Не менее мучительно воспринимал двойственность собственного положения интеллигент, находившийся в полной зависимости от государственной машины. Отчетливо видя, как далеко расходятся слово и дело, он был лишен возможности изменить положение. Если же решался на такую попытку, то вступал в конфликт с системой и обычно бывал ею раздавлен. На более высоком уровне размышления, и он, как рабочий, начинал отвергать официальную идеологию. Тоталитаризму государственно-политической системы он почти автоматически противопоставлял демократию, а лозунгам интернационализма – обращение к национальным истокам, призывы к возрождению национальной культуры.

В атмосфере повседневной лжи и неуважения к человеку, под воздействием окружавшей человека на каждом шагу политической демагогии деформировалось самосознание народа. Нравственное разложение общества сопровождалось загниванием и вырождением культуры, где естественное чувство национальной гордости постепенно вытеснялось грубой агрессивностью и надменным самодовольством. Национальное самосознание перерождалось, выделяя шовинизм, ксенофобию. В характере народа на первый план выступали отрицательные свойства – нетерпимость, высокомерие, нравственная слепота. Это были глубоко чуждые исторически сложившемуся русскому национальному характеру тенденции.

Постепенно формировался тип нации, наделенной крайне противоречивыми чертами. Неразвитость личности проявлялась в слабости связей, возникавших между людьми, в ослаблении чувства солидарности. В атомизированном обществе не существовало прочных социальных структур. При любом ограничении внешнего по отношению к нации государственно-политического контроля появлялась опасность дестабилизации всей государственной машины. Если национальные интересы есть хорошо понятые и сбалансированные интересы всех составляющих нацию общественных слоев и групп, то понятно, почему для этого типа нации характерна неразработанность национальных интересов, формируемых к тому же правящими кругами без учета мнений общества и легко пересматриваемых в зависимости от сдвигов конъюнктуры. Тяготеющие к обособлению региональные, местнические движения легко разрывали непрочные социальные, культурные, экономические связи внутри нации. Ее развитие замораживалось.

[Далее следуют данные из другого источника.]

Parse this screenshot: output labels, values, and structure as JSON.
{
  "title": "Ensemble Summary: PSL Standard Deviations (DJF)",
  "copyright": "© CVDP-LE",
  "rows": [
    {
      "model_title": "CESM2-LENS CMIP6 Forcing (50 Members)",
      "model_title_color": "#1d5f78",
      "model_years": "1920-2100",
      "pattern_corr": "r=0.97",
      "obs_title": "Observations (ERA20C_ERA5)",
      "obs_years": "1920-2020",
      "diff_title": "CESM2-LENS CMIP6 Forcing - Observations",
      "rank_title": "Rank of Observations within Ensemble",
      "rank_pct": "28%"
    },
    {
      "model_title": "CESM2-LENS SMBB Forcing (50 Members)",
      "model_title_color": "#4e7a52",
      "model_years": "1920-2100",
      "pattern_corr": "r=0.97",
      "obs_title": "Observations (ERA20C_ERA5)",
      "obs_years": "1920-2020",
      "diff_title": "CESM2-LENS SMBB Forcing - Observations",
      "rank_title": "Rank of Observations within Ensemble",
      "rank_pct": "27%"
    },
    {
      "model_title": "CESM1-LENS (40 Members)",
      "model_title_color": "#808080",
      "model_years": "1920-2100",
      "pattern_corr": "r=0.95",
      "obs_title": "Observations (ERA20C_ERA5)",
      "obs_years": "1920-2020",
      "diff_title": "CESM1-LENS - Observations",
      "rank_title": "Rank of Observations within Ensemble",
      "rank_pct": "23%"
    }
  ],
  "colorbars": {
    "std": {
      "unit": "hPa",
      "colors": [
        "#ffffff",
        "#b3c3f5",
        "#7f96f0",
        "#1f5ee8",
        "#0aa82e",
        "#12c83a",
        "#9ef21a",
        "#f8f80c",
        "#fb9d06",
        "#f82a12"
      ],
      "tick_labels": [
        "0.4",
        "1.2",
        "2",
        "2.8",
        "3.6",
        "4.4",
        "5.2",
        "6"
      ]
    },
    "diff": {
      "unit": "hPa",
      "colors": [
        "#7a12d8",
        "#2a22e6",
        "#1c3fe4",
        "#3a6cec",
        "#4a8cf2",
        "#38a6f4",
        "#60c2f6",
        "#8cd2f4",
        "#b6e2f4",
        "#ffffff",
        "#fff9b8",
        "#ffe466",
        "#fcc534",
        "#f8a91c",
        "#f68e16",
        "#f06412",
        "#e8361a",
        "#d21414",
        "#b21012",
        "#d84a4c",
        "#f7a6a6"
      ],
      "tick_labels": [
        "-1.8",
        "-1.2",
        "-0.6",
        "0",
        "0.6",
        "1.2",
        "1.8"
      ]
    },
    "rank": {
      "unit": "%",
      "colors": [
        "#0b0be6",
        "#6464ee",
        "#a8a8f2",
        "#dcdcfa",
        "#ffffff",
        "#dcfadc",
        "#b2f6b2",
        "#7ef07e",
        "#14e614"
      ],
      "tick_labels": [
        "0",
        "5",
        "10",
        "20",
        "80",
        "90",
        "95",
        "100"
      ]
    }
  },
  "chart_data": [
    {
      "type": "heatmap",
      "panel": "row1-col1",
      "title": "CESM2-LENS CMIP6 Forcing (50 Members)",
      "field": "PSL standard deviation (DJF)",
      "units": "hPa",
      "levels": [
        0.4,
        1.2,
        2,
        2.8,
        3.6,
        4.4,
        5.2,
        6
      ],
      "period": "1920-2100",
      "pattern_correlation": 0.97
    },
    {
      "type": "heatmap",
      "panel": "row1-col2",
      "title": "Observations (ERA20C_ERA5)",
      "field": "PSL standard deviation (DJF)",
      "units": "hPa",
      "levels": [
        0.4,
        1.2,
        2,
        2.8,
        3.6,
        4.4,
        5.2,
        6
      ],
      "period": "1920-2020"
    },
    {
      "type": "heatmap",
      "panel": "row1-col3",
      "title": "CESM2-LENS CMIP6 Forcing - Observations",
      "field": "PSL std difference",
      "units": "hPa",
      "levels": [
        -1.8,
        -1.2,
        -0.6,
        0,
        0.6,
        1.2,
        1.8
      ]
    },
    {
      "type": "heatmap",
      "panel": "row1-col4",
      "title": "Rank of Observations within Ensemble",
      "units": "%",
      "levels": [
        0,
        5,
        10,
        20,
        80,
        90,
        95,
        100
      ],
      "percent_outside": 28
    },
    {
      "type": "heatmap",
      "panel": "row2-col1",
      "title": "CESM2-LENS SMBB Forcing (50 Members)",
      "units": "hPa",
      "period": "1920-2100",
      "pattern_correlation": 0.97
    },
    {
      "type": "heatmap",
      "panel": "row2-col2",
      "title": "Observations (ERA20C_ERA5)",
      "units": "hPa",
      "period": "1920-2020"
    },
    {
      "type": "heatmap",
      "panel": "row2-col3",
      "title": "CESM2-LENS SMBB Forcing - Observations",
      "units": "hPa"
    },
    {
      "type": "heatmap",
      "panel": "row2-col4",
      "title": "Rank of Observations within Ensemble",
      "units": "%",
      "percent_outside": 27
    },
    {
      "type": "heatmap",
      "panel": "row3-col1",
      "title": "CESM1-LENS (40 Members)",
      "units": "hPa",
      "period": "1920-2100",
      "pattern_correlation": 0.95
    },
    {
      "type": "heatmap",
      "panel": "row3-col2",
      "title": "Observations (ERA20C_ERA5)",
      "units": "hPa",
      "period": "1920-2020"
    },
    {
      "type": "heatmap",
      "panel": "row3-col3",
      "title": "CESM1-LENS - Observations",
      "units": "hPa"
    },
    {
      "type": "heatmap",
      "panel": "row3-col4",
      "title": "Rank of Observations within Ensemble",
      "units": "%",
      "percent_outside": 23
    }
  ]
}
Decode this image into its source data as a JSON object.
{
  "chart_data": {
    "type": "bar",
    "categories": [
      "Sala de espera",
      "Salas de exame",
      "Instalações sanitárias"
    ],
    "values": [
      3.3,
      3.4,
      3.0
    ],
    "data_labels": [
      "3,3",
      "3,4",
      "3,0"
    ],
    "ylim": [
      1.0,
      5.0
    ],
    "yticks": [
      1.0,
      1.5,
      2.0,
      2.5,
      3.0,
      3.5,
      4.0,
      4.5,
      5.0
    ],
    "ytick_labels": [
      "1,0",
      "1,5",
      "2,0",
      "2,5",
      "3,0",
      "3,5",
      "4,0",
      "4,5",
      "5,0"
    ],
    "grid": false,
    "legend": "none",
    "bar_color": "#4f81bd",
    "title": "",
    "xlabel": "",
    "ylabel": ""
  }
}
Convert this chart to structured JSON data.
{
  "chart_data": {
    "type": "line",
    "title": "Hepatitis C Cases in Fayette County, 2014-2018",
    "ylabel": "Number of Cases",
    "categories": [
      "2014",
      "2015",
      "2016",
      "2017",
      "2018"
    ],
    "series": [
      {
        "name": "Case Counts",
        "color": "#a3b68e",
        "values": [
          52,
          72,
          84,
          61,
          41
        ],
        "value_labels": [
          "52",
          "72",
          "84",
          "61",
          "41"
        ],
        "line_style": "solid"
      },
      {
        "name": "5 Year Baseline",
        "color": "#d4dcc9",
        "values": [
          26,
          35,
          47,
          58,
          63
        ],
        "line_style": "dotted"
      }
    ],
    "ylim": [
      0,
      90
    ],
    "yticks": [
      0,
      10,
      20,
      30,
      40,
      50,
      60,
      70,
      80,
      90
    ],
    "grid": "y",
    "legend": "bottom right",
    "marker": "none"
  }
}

В странах третьего мира на процессы национального развития огромное деформирующее воздействие оказывает, в частности, закабаленность женщин. Иногда приходится слышать, что те сами не восстают против ущемления своих прав, смиряются с исторически сложившимся неравенством. Но это неверно, хотя влияние древних представлений о месте женщины в обществе и оказывает на нее сильнейшее влияние. К тому же в повседневной жизни существует разделение трудовых обязанностей, которое, закрепляя приниженное положение женщин, обеспечивает им, тем не менее, определенную роль в общественной и хозяйственной жизни, которой они дорожат. Что усложняет женскую судьбу, так это давление варварских пережиточных порядков, жертвой которых она становится, поскольку мужское превосходство в условиях этого варварства приобретает особенно бесчеловечные, жестокие и унизительные формы.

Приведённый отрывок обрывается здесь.